C'est-à-dire qu'ils avaient précédé cette nouvelle époque, qu'ils ont
évidemment largement contribué à créer, — et voilà qu'ils en
abandonnent la maîtrise au moment où cette nouvelle époque triomphe,
au profit des outils de l'époque dépassée de la géopolitique. On aura
rarement rencontré un tel manque de discernement, une telle
erreur stratégique.)
Voici l'ère psychopolitique
Aujourd'hui, les événements deviennent très difficiles à définir en
tant qu'événements hors de nous-mêmes et de notre
capacité de perception (mais aussi de déformation). Pour y parvenir,
pour ceux qui entendent ne pas céder au changement, qui entendent
rester conformes aux normes prétendument objectives du jugement, il
est nécessaire de faire appel, justement, au conformisme le plus
extrême. Ainsi aboutit-on, sous l'argument de sembler rester objectif,
objectivement “sérieux”, à une interprétation qui est de pur
virtualisme, qui se moque de la réalité comme d'une guigne, qui
s'auto-congratule de ses propres communiqués de victoire comme s'il
s'agissait d'autant de victoires. Les séminaires de l'OTAN, secrétaire
général en tête, les symposiums de l'UE, président de la Commission au
pupitre, sont à cet égard à mourir de rire pour celui qui goûte la
comédie de ces “précieux ridicules” postmodernes.

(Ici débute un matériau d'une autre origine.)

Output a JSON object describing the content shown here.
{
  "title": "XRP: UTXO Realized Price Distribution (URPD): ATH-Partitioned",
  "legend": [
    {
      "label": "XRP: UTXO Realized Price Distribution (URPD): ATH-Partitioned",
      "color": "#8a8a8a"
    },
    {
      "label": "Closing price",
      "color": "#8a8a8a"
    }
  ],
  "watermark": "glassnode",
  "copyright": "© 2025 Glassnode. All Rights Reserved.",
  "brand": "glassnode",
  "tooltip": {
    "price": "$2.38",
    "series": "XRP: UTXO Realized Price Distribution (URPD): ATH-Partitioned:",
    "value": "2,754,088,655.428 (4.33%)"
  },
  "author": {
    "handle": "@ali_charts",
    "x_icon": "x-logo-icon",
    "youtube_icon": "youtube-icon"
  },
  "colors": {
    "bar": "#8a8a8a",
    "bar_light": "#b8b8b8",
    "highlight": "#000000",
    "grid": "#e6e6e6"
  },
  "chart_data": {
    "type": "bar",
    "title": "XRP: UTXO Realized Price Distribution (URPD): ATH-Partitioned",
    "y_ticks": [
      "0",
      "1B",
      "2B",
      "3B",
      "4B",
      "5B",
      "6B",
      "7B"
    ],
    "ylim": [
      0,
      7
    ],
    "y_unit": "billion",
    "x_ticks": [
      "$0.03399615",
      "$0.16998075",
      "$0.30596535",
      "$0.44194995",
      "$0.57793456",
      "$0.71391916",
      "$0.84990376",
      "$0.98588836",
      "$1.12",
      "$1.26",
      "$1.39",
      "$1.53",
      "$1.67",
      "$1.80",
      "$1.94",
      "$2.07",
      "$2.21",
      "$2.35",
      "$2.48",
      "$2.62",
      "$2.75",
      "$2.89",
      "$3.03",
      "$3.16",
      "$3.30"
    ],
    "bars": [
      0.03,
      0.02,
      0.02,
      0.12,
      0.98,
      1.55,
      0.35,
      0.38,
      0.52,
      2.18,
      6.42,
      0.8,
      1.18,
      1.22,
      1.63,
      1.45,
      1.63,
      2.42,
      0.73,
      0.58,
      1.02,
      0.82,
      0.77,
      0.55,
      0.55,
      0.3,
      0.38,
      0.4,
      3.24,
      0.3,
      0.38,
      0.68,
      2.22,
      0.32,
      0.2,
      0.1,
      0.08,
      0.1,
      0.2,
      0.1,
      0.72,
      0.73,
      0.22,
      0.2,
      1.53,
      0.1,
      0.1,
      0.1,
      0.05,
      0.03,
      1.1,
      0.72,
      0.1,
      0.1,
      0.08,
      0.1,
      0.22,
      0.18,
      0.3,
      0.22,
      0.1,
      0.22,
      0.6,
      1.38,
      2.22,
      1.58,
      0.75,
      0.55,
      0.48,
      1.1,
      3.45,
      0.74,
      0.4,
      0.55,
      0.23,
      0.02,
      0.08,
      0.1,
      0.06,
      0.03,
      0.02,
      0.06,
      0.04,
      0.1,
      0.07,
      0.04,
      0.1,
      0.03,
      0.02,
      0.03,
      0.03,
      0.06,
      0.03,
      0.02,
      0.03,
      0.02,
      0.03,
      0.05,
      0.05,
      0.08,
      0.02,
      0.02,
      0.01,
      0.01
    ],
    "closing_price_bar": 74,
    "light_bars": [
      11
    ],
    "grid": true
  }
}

Ces gens sont d'un autre temps, vieillis avant l'heure,
irrémédiablement dépassés. Ils comptent encore la puissance en nombre
de chars et en centaines de $milliards gaspillés au-delà de tout
entendement. Curieusement, ils disposent jusqu'à plus soif des
instruments de l'ère nouvelle et ne s'en servent que pour tenter de
prolonger la survie artificielle de l'ère géopolitique qui s'achève.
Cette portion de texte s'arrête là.